Hay fechas que no necesitan recordatorio. Viven en la piel del pueblo, en el temblor de una bandera al viento, en la lágrima silenciosa de una madre, en la mirada firme de un excombatiente que todavía camina con el alma en la trinchera. El 2 de abril es una de esas fechas. Una herida abierta que, más allá del dolor, late con orgullo.
Hace 42 años, miles de jóvenes argentinos se enfrentaron a lo impensado. Dejaron sus casas, sus afectos, sus vidas en pausa, para vestir un uniforme y partir hacia el sur más austral, sin saber si volverían. Muchos de ellos no sabían cómo se libraba una guerra. Pero lo que sí sabían –y sentían– era que su patria los necesitaba. Y allí estuvieron.
Combatieron con frío en los huesos, con el estómago vacío, con miedo, sí, pero también con una valentía que no cabe en palabras. Peleaban por defender lo que creían justo, por sostener el suelo de la historia con las manos desnudas. Algunos no volvieron. Otros lo hicieron con el alma hecha pedazos. Pero todos, absolutamente todos, fueron –y son– héroes.

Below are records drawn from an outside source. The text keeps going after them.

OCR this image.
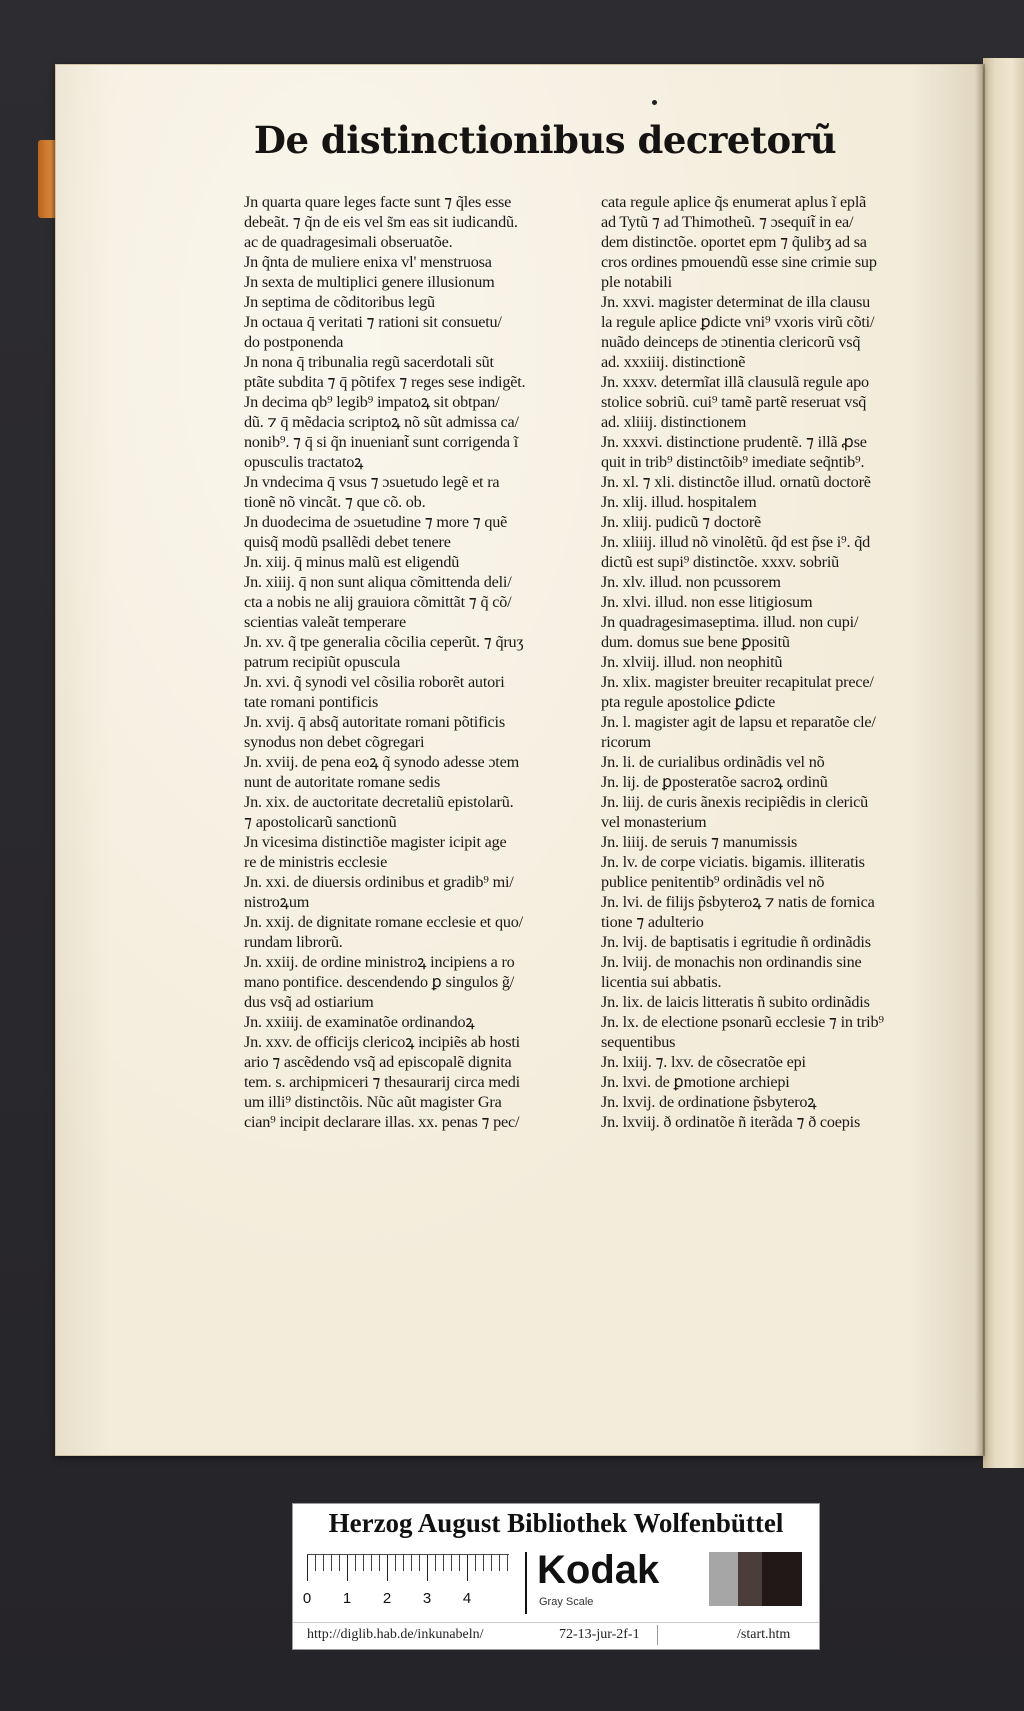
De distinctionibus decretorũ
Jn quarta quare leges facte sunt ⁊ q̃les esse
debeãt. ⁊ q̃n de eis vel s̃m eas sit iudicandũ.
ac de quadragesimali obseruatõe.
Jn q̃nta de muliere enixa vl' menstruosa
Jn sexta de multiplici genere illusionum
Jn septima de cõditoribus legũ
Jn octaua q̄ veritati ⁊ rationi sit consuetu/
do postponenda
Jn nona q̄ tribunalia regũ sacerdotali sũt
ptãte subdita ⁊ q̄ põtifex ⁊ reges sese indigẽt.
Jn decima qb⁹ legib⁹ impatoꝝ sit obtpan/
dũ. ⁊ q̄ mẽdacia scriptoꝝ nõ sũt admissa ca/
nonib⁹. ⁊ q̄ si q̃n inueniant̃ sunt corrigenda ĩ
opusculis tractatoꝝ
Jn vndecima q̄ vsus ⁊ ɔsuetudo legẽ et ra
tionẽ nõ vincãt. ⁊ que cõ. ob.
Jn duodecima de ɔsuetudine ⁊ more ⁊ quẽ
quisq̃ modũ psallẽdi debet tenere
Jn. xiij. q̄ minus malũ est eligendũ
Jn. xiiij. q̄ non sunt aliqua cõmittenda deli/
cta a nobis ne alij grauiora cõmittãt ⁊ q̃ cõ/
scientias valeãt temperare
Jn. xv. q̃ tpe generalia cõcilia ceperũt. ⁊ q̃ruʒ
patrum recipiũt opuscula
Jn. xvi. q̃ synodi vel cõsilia roborẽt autori
tate romani pontificis
Jn. xvij. q̄ absq̃ autoritate romani põtificis
synodus non debet cõgregari
Jn. xviij. de pena eoꝝ q̃ synodo adesse ɔtem
nunt de autoritate romane sedis
Jn. xix. de auctoritate decretaliũ epistolarũ.
⁊ apostolicarũ sanctionũ
Jn vicesima distinctiõe magister icipit age
re de ministris ecclesie
Jn. xxi. de diuersis ordinibus et gradib⁹ mi/
nistroꝝum
Jn. xxij. de dignitate romane ecclesie et quo/
rundam librorũ.
Jn. xxiij. de ordine ministroꝝ incipiens a ro
mano pontifice. descendendo ꝑ singulos g̃/
dus vsq̃ ad ostiarium
Jn. xxiiij. de examinatõe ordinandoꝝ
Jn. xxv. de officijs clericoꝝ incipiẽs ab hosti
ario ⁊ ascẽdendo vsq̃ ad episcopalẽ dignita
tem. s. archipmiceri ⁊ thesaurarij circa medi
um illi⁹ distinctõis. Nũc aũt magister Gra
cian⁹ incipit declarare illas. xx. penas ⁊ pec/
cata regule aplice q̃s enumerat aplus ĩ eplã
ad Tytũ ⁊ ad Thimotheũ. ⁊ ɔsequit̃ in ea/
dem distinctõe. oportet epm ⁊ q̃ulibʒ ad sa
cros ordines pmouendũ esse sine crimie sup
ple notabili
Jn. xxvi. magister determinat de illa clausu
la regule aplice ꝑdicte vni⁹ vxoris virũ cõti/
nuãdo deinceps de ɔtinentia clericorũ vsq̃
ad. xxxiiij. distinctionẽ
Jn. xxxv. determĩat illã clausulã regule apo
stolice sobriũ. cui⁹ tamẽ partẽ reseruat vsq̃
ad. xliiij. distinctionem
Jn. xxxvi. distinctione prudentẽ. ⁊ illã ꝓse
quit in trib⁹ distinctõib⁹ imediate seq̃ntib⁹.
Jn. xl. ⁊ xli. distinctõe illud. ornatũ doctorẽ
Jn. xlij. illud. hospitalem
Jn. xliij. pudicũ ⁊ doctorẽ
Jn. xliiij. illud nõ vinolẽtũ. q̃d est p̃se i⁹. q̃d
dictũ est supi⁹ distinctõe. xxxv. sobriũ
Jn. xlv. illud. non pcussorem
Jn. xlvi. illud. non esse litigiosum
Jn quadragesimaseptima. illud. non cupi/
dum. domus sue bene ꝑpositũ
Jn. xlviij. illud. non neophitũ
Jn. xlix. magister breuiter recapitulat prece/
pta regule apostolice ꝑdicte
Jn. l. magister agit de lapsu et reparatõe cle/
ricorum
Jn. li. de curialibus ordinãdis vel nõ
Jn. lij. de ꝑposteratõe sacroꝝ ordinũ
Jn. liij. de curis ãnexis recipiẽdis in clericũ
vel monasterium
Jn. liiij. de seruis ⁊ manumissis
Jn. lv. de corpe viciatis. bigamis. illiteratis
publice penitentib⁹ ordinãdis vel nõ
Jn. lvi. de filijs p̃sbyteroꝝ ⁊ natis de fornica
tione ⁊ adulterio
Jn. lvij. de baptisatis i egritudie ñ ordinãdis
Jn. lviij. de monachis non ordinandis sine
licentia sui abbatis.
Jn. lix. de laicis litteratis ñ subito ordinãdis
Jn. lx. de electione psonarũ ecclesie ⁊ in trib⁹
sequentibus
Jn. lxiij. ⁊. lxv. de cõsecratõe epi
Jn. lxvi. de ꝑmotione archiepi
Jn. lxvij. de ordinatione p̃sbyteroꝝ
Jn. lxviij. ð ordinatõe ñ iterãda ⁊ ð coepis
Herzog August Bibliothek Wolfenbüttel
0	1	2	3	4
Kodak
Gray Scale
http://diglib.hab.de/inkunabeln/	72-13-jur-2f-1	/start.htm
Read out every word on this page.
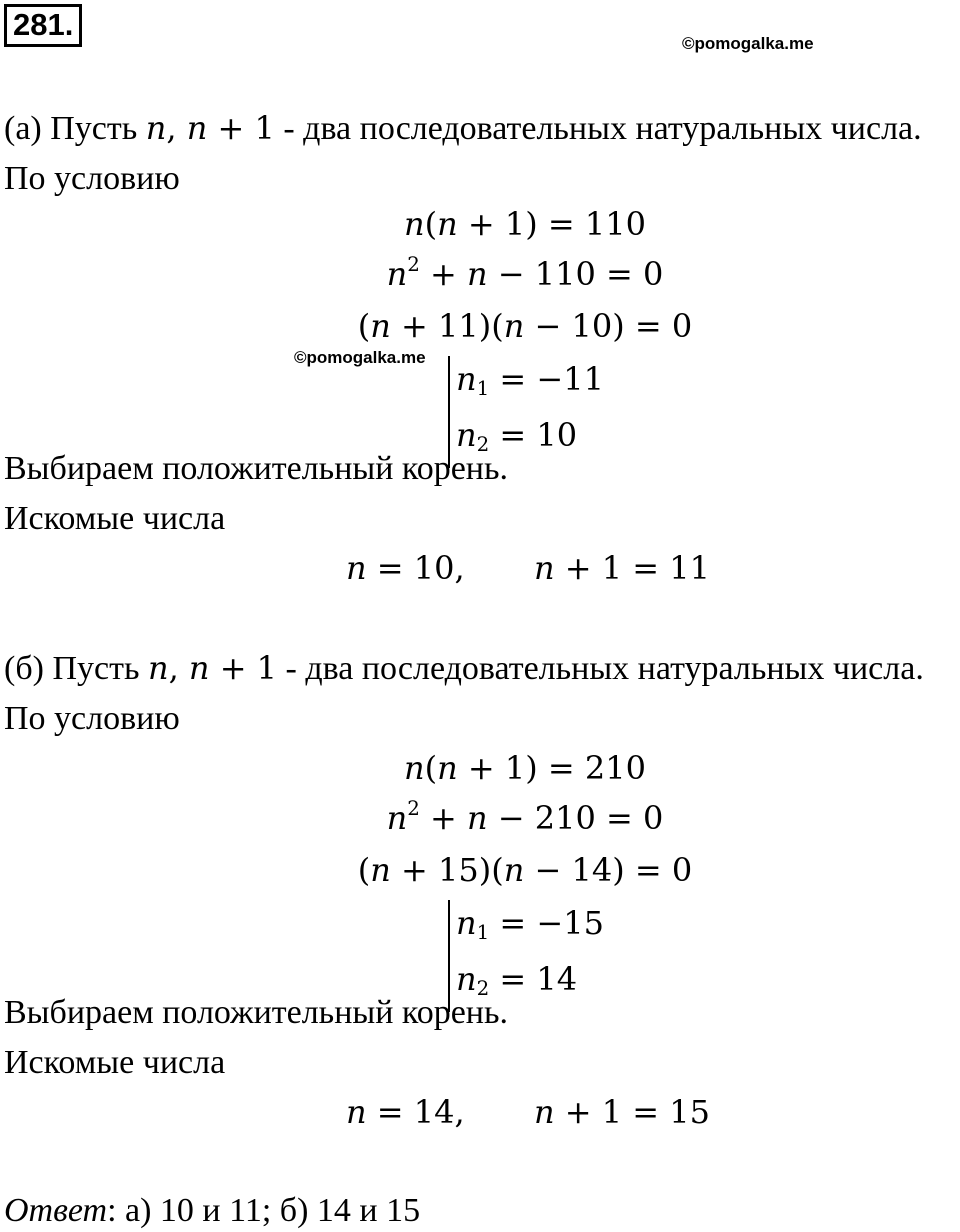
281.
©pomogalka.me
(а) Пусть n, n + 1 - два последовательных натуральных числа.
По условию
n(n + 1) = 110
$n^2 + n - 110 = 0$
(n + 11)(n − 10) = 0
©pomogalka.me
$n_1 = -11$
$n_2 = 10$
Выбираем положительный корень.
Искомые числа
n = 10, n + 1 = 11
(б) Пусть n, n + 1 - два последовательных натуральных числа.
По условию
n(n + 1) = 210
$n^2 + n - 210 = 0$
(n + 15)(n − 14) = 0
$n_1 = -15$
$n_2 = 14$
Выбираем положительный корень.
Искомые числа
n = 14, n + 1 = 15
Ответ: а) 10 и 11; б) 14 и 15
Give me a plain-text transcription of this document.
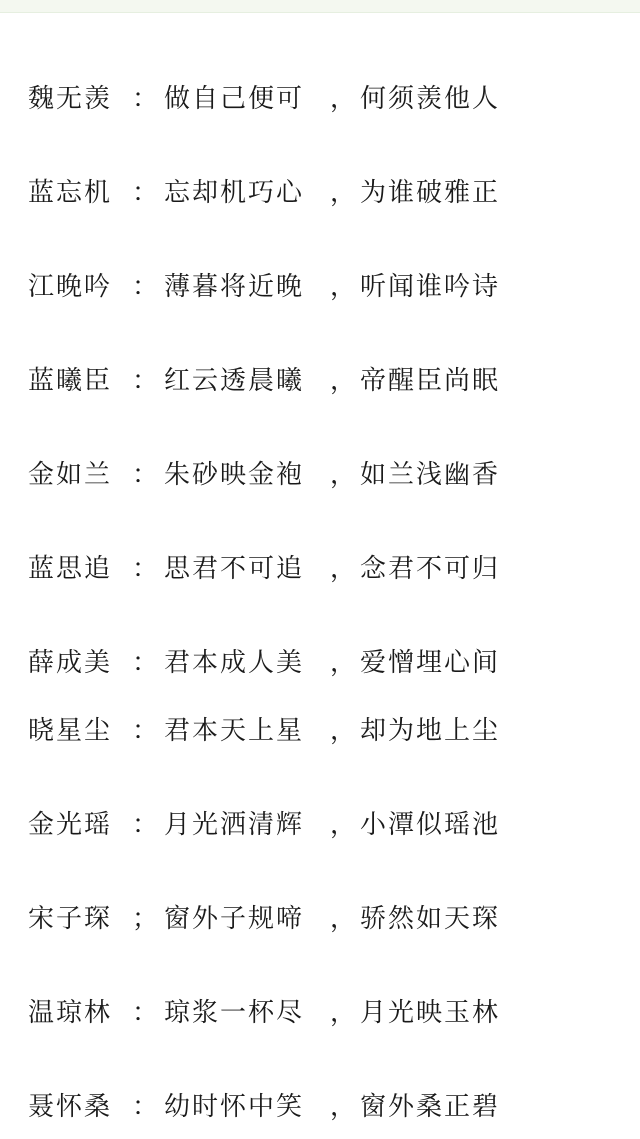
魏无羡 ： 做自己便可 ， 何须羡他人
蓝忘机 ： 忘却机巧心 ， 为谁破雅正
江晚吟 ： 薄暮将近晚 ， 听闻谁吟诗
蓝曦臣 ： 红云透晨曦 ， 帝醒臣尚眠
金如兰 ： 朱砂映金袍 ， 如兰浅幽香
蓝思追 ： 思君不可追 ， 念君不可归
薛成美 ： 君本成人美 ， 爱憎埋心间
晓星尘 ： 君本天上星 ， 却为地上尘
金光瑶 ： 月光洒清辉 ， 小潭似瑶池
宋子琛 ； 窗外子规啼 ， 骄然如天琛
温琼林 ： 琼浆一杯尽 ， 月光映玉林
聂怀桑 ： 幼时怀中笑 ， 窗外桑正碧
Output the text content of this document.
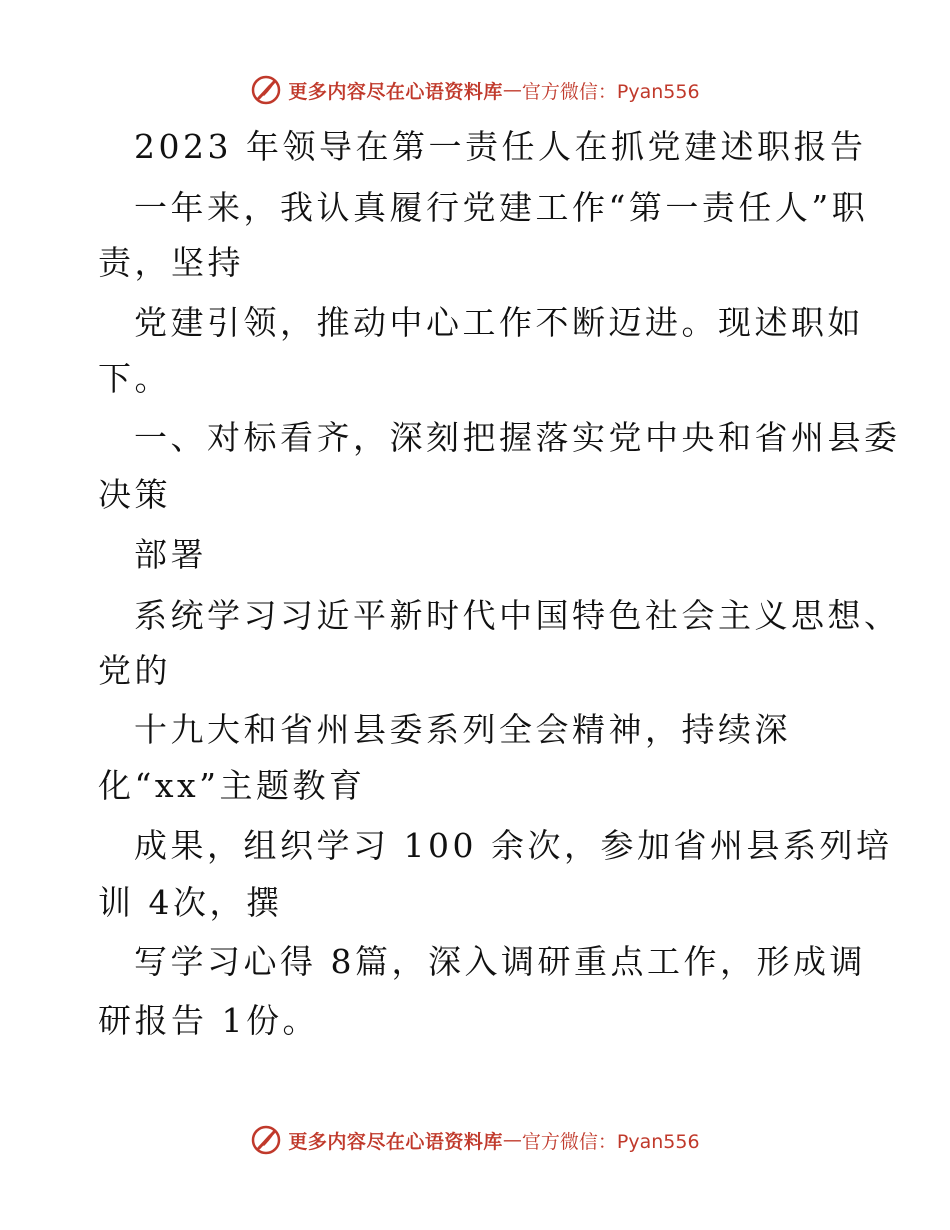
更多内容尽在心语资料库 — 官方微信：Pyan556
2023 年领导在第一责任人在抓党建述职报告
一年来，我认真履行党建工作“第一责任人”职
责，坚持
党建引领，推动中心工作不断迈进。现述职如
下。
一、对标看齐，深刻把握落实党中央和省州县委
决策
部署
系统学习习近平新时代中国特色社会主义思想、
党的
十九大和省州县委系列全会精神，持续深
化“xx”主题教育
成果，组织学习 100 余次，参加省州县系列培
训 4次，撰
写学习心得 8篇，深入调研重点工作，形成调
研报告 1份。
更多内容尽在心语资料库 — 官方微信：Pyan556
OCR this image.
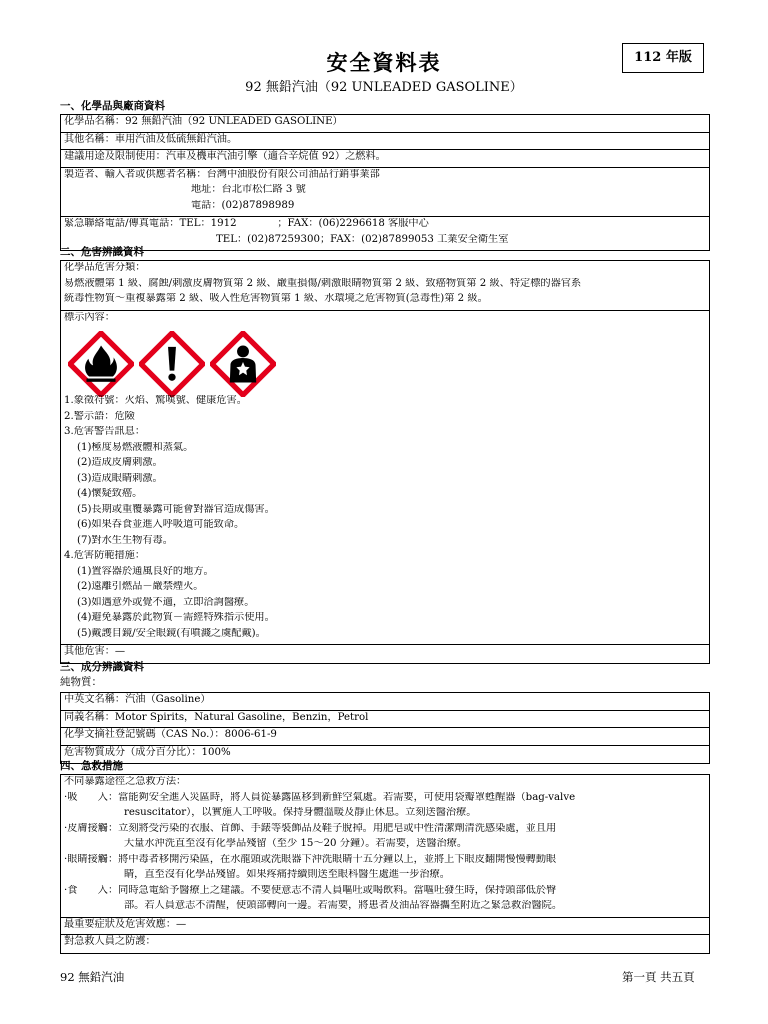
安全資料表
92 無鉛汽油（92 UNLEADED GASOLINE）
112 年版
一、化學品與廠商資料
化學品名稱：92 無鉛汽油（92 UNLEADED GASOLINE）
其他名稱：車用汽油及低硫無鉛汽油。
建議用途及限制使用：汽車及機車汽油引擎（適合辛烷值 92）之燃料。
製造者、輸入者或供應者名稱：台灣中油股份有限公司油品行銷事業部
地址：台北市松仁路 3 號
電話：(02)87898989
緊急聯絡電話/傳真電話：TEL：1912　　　　；FAX：(06)2296618 客服中心
TEL：(02)87259300；FAX：(02)87899053 工業安全衛生室
二、危害辨識資料
化學品危害分類：
易燃液體第 1 級、腐蝕/刺激皮膚物質第 2 級、嚴重損傷/刺激眼睛物質第 2 級、致癌物質第 2 級、特定標的器官系
統毒性物質～重複暴露第 2 級、吸入性危害物質第 1 級、水環境之危害物質(急毒性)第 2 級。
標示內容：
1.象徵符號：火焰、驚嘆號、健康危害。
2.警示語：危險
3.危害警告訊息：
(1)極度易燃液體和蒸氣。
(2)造成皮膚刺激。
(3)造成眼睛刺激。
(4)懷疑致癌。
(5)長期或重覆暴露可能會對器官造成傷害。
(6)如果吞食並進入呼吸道可能致命。
(7)對水生生物有毒。
4.危害防範措施：
(1)置容器於通風良好的地方。
(2)遠離引燃品－嚴禁煙火。
(3)如遇意外或覺不適，立即洽詢醫療。
(4)避免暴露於此物質－需經特殊指示使用。
(5)戴護目鏡/安全眼鏡(有噴濺之虞配戴)。
其他危害：—
三、成分辨識資料
純物質：
中英文名稱：汽油（Gasoline）
同義名稱：Motor Spirits，Natural Gasoline，Benzin，Petrol
化學文摘社登記號碼（CAS No.）：8006-61-9
危害物質成分（成分百分比）：100%
四、急救措施
不同暴露途徑之急救方法：
·吸　　入：當能夠安全進入災區時，將人員從暴露區移到新鮮空氣處。若需要，可使用袋瓣罩甦醒器（bag-valve
resuscitator），以實施人工呼吸。保持身體溫暖及靜止休息。立刻送醫治療。
·皮膚接觸：立刻將受污染的衣服、首飾、手錶等裝飾品及鞋子脫掉。用肥皂或中性清潔劑清洗感染處，並且用
大量水沖洗直至沒有化學品殘留（至少 15～20 分鐘）。若需要，送醫治療。
·眼睛接觸：將中毒者移開污染區，在水龍頭或洗眼器下沖洗眼睛十五分鐘以上，並將上下眼皮翻開慢慢轉動眼
睛，直至沒有化學品殘留。如果疼痛持續則送至眼科醫生處進一步治療。
·食　　入：同時急電給予醫療上之建議。不要使意志不清人員嘔吐或喝飲料。當嘔吐發生時，保持頭部低於臀
部。若人員意志不清醒，使頭部轉向一邊。若需要，將患者及油品容器攜至附近之緊急救治醫院。
最重要症狀及危害效應：—
對急救人員之防護：
92 無鉛汽油	第一頁 共五頁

Las Malvinas, más que un territorio, son una emoción. Son el abrazo que no llegó a tiempo, el nombre que se lee en un cenotafio, el recuerdo vivo en la voz quebrada de un compañero. Son la canción que suena en cada acto escolar, la flor que se deja junto al monumento, el silencio respetuoso de un pueblo que, al fin, entendió.
Hoy los vemos marchar, con las mismas botas gastadas, con las mismas historias que repiten año tras año, no por costumbre, sino por necesidad. Porque recordar es también sanar. Porque contar lo vivido es una forma de mantener con vida a los que se quedaron allá, bajo la lluvia helada, custodiando nuestras islas con su último suspiro.
La guerra fue injusta, cruel, desigual. Pero la memoria debe ser luminosa. Debe rescatar el coraje, la entrega, la dignidad. Malvinas no puede ser solo dolor. Debe ser también enseñanza, compromiso, verdad. Debe ser el ejemplo de que el amor a la patria puede ser tan inmenso como el mar que rodea nuestras islas.
Este 2 de abril, encendamos una vela en el corazón. No por nostalgia, sino por gratitud. No para llorar, sino para recordar con respeto. Porque nuestros héroes no necesitan estatuas. Viven en cada argentino que no los olvida.
Malvinas nos duele, sí. Pero también nos enorgullece.
Y mientras haya quien los nombre, los héroes vivirán para siempre.